25.09.2017 | OVZ

FDP befürchtet OB-Wahlkampf auf Stadt-Kosten

Altenburg. Der OVZ-Bericht über die neue persönliche Referentin des Altenburger Oberbürgermeisters erzeugt Widerhall im politischen Altenburg. Die FDP befürchtet OB-Wahlkampf auf Kosten der Stadtkasse. Wie berichtet, wird die in Wahlkämpfen erfahrene Katharina Schenk Nachfolgerin des erkrankten Christian Repkewitz. Im Gegensatz zu ihrem Vorgänger wird Schenk aber nicht das Stadtratsbüro leiten, sondern sich unter anderem auf das Schreiben von Reden und Grußworten konzentrieren.

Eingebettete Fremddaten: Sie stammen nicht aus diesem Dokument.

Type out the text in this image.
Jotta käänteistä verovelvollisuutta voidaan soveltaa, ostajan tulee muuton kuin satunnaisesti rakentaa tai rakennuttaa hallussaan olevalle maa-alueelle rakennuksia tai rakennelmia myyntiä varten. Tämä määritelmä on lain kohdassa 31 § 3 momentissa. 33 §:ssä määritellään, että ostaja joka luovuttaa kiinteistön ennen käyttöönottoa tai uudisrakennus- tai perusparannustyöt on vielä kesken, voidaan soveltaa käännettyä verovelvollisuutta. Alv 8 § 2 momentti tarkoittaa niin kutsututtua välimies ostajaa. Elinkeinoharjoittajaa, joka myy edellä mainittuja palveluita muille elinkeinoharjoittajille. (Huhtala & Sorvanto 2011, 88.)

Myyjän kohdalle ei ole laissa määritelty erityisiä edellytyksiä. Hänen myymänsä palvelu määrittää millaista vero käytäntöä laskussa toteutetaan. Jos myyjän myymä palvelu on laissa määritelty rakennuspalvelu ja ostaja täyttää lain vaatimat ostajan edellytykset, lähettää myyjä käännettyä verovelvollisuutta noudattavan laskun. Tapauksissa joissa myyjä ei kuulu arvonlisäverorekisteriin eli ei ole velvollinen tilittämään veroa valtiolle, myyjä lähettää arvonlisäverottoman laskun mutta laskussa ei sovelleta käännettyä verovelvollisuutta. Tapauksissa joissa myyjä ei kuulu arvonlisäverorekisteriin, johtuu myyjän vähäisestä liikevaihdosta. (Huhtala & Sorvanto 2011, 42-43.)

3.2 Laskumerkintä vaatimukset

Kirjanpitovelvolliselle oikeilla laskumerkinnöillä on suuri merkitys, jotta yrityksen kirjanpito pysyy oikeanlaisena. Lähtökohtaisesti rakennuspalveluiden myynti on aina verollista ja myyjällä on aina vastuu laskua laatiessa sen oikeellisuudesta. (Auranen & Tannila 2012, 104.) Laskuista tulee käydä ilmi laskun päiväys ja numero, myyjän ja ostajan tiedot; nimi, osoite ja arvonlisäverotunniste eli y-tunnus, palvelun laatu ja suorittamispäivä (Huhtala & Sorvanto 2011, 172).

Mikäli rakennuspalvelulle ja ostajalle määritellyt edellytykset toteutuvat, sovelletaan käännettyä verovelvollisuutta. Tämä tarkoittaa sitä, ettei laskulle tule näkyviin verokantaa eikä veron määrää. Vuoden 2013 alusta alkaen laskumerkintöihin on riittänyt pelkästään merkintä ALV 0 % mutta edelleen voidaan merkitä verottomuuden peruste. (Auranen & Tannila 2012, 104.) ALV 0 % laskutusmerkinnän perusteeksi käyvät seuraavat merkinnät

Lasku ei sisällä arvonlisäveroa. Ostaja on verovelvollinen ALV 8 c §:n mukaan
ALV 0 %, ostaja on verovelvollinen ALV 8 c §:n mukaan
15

„Dass man, wenn ein Mitarbeiter länger erkrankt und seine Genesung nicht absehbar ist, seine Position im Interesse einer guten Verwaltungsarbeit neu besetzt, ist absolut nachvollziehbar“, kommentiert der Altenburger FDP-Stadtrat Detlef Zschiegner. Und lobt auch die gut qualifizierte Rathausverstärkung von außen. Katharina Schenks Aufgabenfeld hat für Zschiegner jedoch im Hinblick auf die 2018 anstehende OB-Wahl einen „bitteren Beigeschmack“. „Eine bessere Arbeit mit den Bürgerinnen und Bürgern ist zu begrüßen – solange sie nicht vorrangig dem bevorstehenden OB-Wahlkampf dient“, sagt Zschiegner. Es dränge sich der Verdacht auf, „dass hier vorrangig versucht wird, das Wolfsche Wahlkampfteam auf Kosten der Stadtkasse organisatorisch und personell zu optimieren“, heißt es in einer Presseerklärung.